The flip side of "messages don't disappear" is that you can intentionally re-read history. Reset a consumer group's offset to the beginning and replay everything. This is something you simply can't do with a traditional queue.

We used this when we shipped a bug in our event processor. After the fix, we reset the offset, replayed 3 days of events through the corrected logic, and rebuilt our derived data from scratch. No manual patches. No support tickets apologizing for lost data.

This is Kafka's killer feature for event-driven architectures — but only if you've designed for it. Idempotent consumers are non-negotiable: replaying the same event twice must produce the same result. If your consumer does a blind INSERT instead of an INSERT ... ON CONFLICT DO UPDATE, replay turns into a data corruption exercise.

The lesson: build idempotency in from day one. Treat every message as something that might be delivered more than once.

The mental shift in one sentence

A queue is a pipe that empties itself. Kafka is a log that you move a bookmark through.

Once that clicks, all the rest follows: why lag matters more than depth, why you need to think about retention before you need it, why ordering requires intentional key design, and why replay is a superpower rather than a footgun.

We didn't throw Kafka out after our rough patch. We got better at using it correctly. The system that broke us at 40k events/hour now handles 10x that without incident.
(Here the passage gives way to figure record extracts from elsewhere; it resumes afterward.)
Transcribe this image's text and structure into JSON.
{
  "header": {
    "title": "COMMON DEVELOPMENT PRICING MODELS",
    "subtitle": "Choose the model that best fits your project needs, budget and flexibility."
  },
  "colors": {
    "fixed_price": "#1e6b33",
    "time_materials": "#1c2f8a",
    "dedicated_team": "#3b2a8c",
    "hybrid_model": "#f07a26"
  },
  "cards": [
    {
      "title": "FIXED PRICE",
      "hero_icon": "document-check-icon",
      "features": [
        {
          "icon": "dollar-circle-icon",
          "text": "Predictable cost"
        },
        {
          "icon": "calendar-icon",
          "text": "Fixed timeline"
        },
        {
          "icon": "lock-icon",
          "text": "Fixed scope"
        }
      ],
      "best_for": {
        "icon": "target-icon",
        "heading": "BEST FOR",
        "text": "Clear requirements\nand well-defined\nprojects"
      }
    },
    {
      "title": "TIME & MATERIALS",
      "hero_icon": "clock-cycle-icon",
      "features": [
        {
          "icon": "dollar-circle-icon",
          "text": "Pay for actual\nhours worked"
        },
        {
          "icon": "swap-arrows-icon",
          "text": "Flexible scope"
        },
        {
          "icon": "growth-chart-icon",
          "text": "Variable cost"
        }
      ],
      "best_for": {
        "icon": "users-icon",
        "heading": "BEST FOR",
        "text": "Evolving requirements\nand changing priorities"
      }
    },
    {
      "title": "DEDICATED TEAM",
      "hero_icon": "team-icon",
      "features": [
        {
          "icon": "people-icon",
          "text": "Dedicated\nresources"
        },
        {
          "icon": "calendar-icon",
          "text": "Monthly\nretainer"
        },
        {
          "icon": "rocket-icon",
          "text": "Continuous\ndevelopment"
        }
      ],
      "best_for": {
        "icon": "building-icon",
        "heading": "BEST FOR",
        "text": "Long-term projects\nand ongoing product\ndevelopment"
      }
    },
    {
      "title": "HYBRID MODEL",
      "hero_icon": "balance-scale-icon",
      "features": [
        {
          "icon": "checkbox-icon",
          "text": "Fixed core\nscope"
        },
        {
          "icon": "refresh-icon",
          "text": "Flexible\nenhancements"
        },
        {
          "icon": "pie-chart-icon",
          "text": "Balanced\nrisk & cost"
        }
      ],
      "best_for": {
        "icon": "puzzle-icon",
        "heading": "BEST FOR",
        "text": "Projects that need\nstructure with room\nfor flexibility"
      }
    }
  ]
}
It just took unlearning everything we knew about queues first.

Have a Kafka war story of your own? Drop it in the comments — the best lessons always come from production.

Top comments (2)

Yunetzi • Jun 29

Kafka isn't a queue, so what mental model actually guarantees delivery?

Maksym • Jun 29

The mental model: stop asking "does Kafka guarantee delivery?" and start asking "where in my pipeline can a message be lost, and what's my safeguard at each point?".